Diagram.Diagram objDiagram = new Diagram.Diagram("infilepath");
foreach (Aspose.Diagram.Shape shape in diagram.Pages[0].Shapes)
{
FormatTxtCollection collection = shape.Text.Value;
StringBuilder plainText = new StringBuilder();

foreach (object text in collection)
{
    if (text is Txt)
    {
        plainText.Append((text as Txt).Value);
    }
}

}
Console.WriteLine(plainText.ToString());

Thanks for your reply. The following question is still open:

1.) How can we exclude the masterpages from Powerpoint?

Thanks a lot it works. I only hat to change diagram.Pages… to objDiagram.Pages…

How can we get the text from all Visio pages?

@marchuber,

Can you please elaborate your requirements for excluding the master pages from PowerPoint. Please also share the source and desired output presentation along with requirement details with us so that we may help you. If you ought to remove the Master slides, Aspose.Slides does help you to remove the master slide or unused master slides (if master is not used by any slide) from presentation. The following API reference links shall be helpful.

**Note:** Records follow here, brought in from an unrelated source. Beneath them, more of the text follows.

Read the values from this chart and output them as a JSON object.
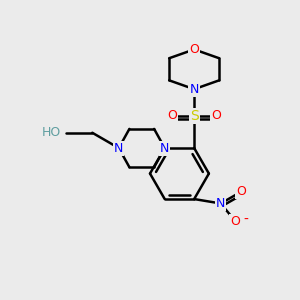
{
  "background_color": "#ebebeb",
  "line_color": "#000000",
  "atom_colors": {
    "O": "#ff0000",
    "N": "#0000ff",
    "S": "#cccc00",
    "HO": "#5f9ea0"
  },
  "lw": 1.8,
  "figsize": [
    3.0,
    3.0
  ],
  "dpi": 100
}
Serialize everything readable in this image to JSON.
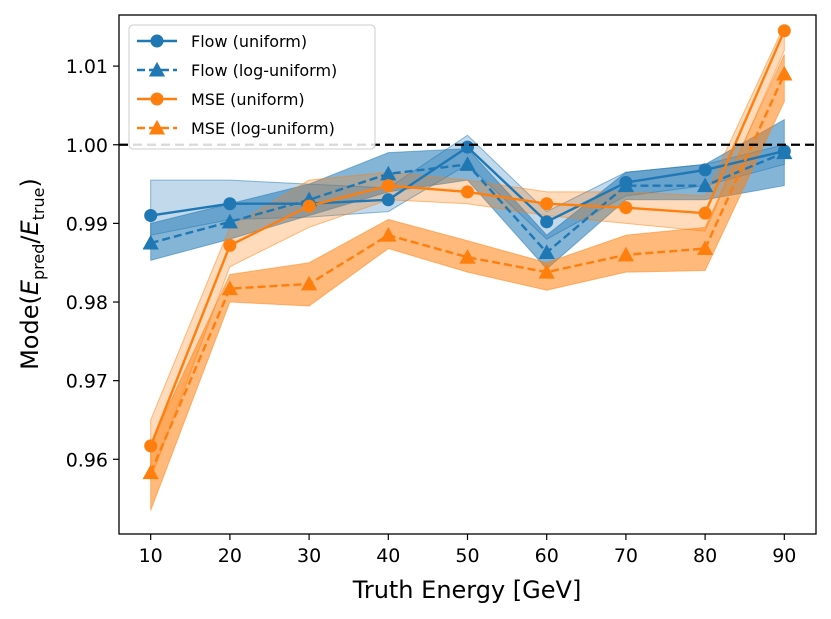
{
  "chart_data": {
    "type": "line",
    "xlabel": "Truth Energy [GeV]",
    "ylabel_parts": {
      "prefix": "Mode(",
      "e1": "E",
      "sub1": "pred",
      "slash": "/",
      "e2": "E",
      "sub2": "true",
      "suffix": ")"
    },
    "x": [
      10,
      20,
      30,
      40,
      50,
      60,
      70,
      80,
      90
    ],
    "xticks": [
      "10",
      "20",
      "30",
      "40",
      "50",
      "60",
      "70",
      "80",
      "90"
    ],
    "yticks": [
      "0.96",
      "0.97",
      "0.98",
      "0.99",
      "1.00",
      "1.01"
    ],
    "ytick_values": [
      0.96,
      0.97,
      0.98,
      0.99,
      1.0,
      1.01
    ],
    "xlim": [
      6,
      94
    ],
    "ylim": [
      0.9505,
      1.0165
    ],
    "reference_line": 1.0,
    "legend_position": "upper-left",
    "series": [
      {
        "name": "Flow (uniform)",
        "color": "#1f77b4",
        "marker": "circle",
        "linestyle": "solid",
        "values": [
          0.991,
          0.9925,
          0.9925,
          0.993,
          0.9997,
          0.9902,
          0.9952,
          0.9968,
          0.9992
        ],
        "band_low": [
          0.9885,
          0.9905,
          0.9908,
          0.9915,
          0.9975,
          0.988,
          0.9935,
          0.9948,
          0.9975
        ],
        "band_high": [
          0.9955,
          0.9955,
          0.995,
          0.9945,
          1.0012,
          0.9915,
          0.9965,
          0.9975,
          1.0
        ]
      },
      {
        "name": "Flow (log-uniform)",
        "color": "#1f77b4",
        "marker": "triangle",
        "linestyle": "dashed",
        "values": [
          0.9875,
          0.9902,
          0.993,
          0.9963,
          0.9975,
          0.9863,
          0.9948,
          0.9948,
          0.999
        ],
        "band_low": [
          0.9853,
          0.988,
          0.991,
          0.994,
          0.9955,
          0.9842,
          0.993,
          0.993,
          0.9948
        ],
        "band_high": [
          0.99,
          0.9925,
          0.995,
          0.999,
          0.9995,
          0.9885,
          0.9965,
          0.9975,
          1.0032
        ]
      },
      {
        "name": "MSE (uniform)",
        "color": "#ff7f0e",
        "marker": "circle",
        "linestyle": "solid",
        "values": [
          0.9617,
          0.9872,
          0.9922,
          0.9948,
          0.994,
          0.9925,
          0.992,
          0.9913,
          1.0145
        ],
        "band_low": [
          0.9575,
          0.9845,
          0.9895,
          0.993,
          0.9925,
          0.991,
          0.99,
          0.989,
          1.012
        ],
        "band_high": [
          0.965,
          0.9895,
          0.9955,
          0.9965,
          0.9955,
          0.994,
          0.994,
          0.9935,
          1.0152
        ]
      },
      {
        "name": "MSE (log-uniform)",
        "color": "#ff7f0e",
        "marker": "triangle",
        "linestyle": "dashed",
        "values": [
          0.9583,
          0.9817,
          0.9823,
          0.9885,
          0.9857,
          0.9838,
          0.986,
          0.9868,
          1.009
        ],
        "band_low": [
          0.9535,
          0.98,
          0.9795,
          0.9868,
          0.9838,
          0.9815,
          0.9838,
          0.984,
          1.0055
        ],
        "band_high": [
          0.962,
          0.9835,
          0.985,
          0.9905,
          0.9878,
          0.985,
          0.9885,
          0.9895,
          1.0115
        ]
      }
    ]
  }
}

We would like to have only the text from the slides and not the text from masterpages. In the attached sample we simple want to extract the text “Page1 ö ä ü” and not “Mastertitelformat bearbeiten…”.

Code:
// .txt
dstStream = new MemoryStream();
ITextFrame[] textFramesPPTX = Slides.Util.SlideUtil.GetAllTextFrames(presentation, true);
string text = “”;

                    outputPath = Path.Combine(outputRootPath, Path.GetFileNameWithoutExtension(path) + " " + DateTime.Now.Ticks.ToString() + ".txt");
                    for (int i = 0; i < textFramesPPTX.Length; i++)
                    {
                        foreach (IParagraph para in textFramesPPTX[i].Paragraphs)
                        {
                            foreach (IPortion port in para.Portions)
                            {
                                if (!string.IsNullOrEmpty(port.Text))
                                {
                                    text += port.Text + " ";
                                }
                            }
                        }
                    }
                    File.WriteAllText(outputPath, text);

TextPptx.zip (24.4 KB)
Image.png (171.6 KB)

@marchuber,

I have observed your requirements and suggest you to please set second parameter in function call to false in following sample code line on your end.

Please visit this documentation link for your convenience as well where when you set the second parameter to false then it means no text to be extracted from master slides. I hope this will be helpful.

Works perfect :o). Thanks a lot.

@marchuber,

It is good to know that things are working at your end. Thank you for update.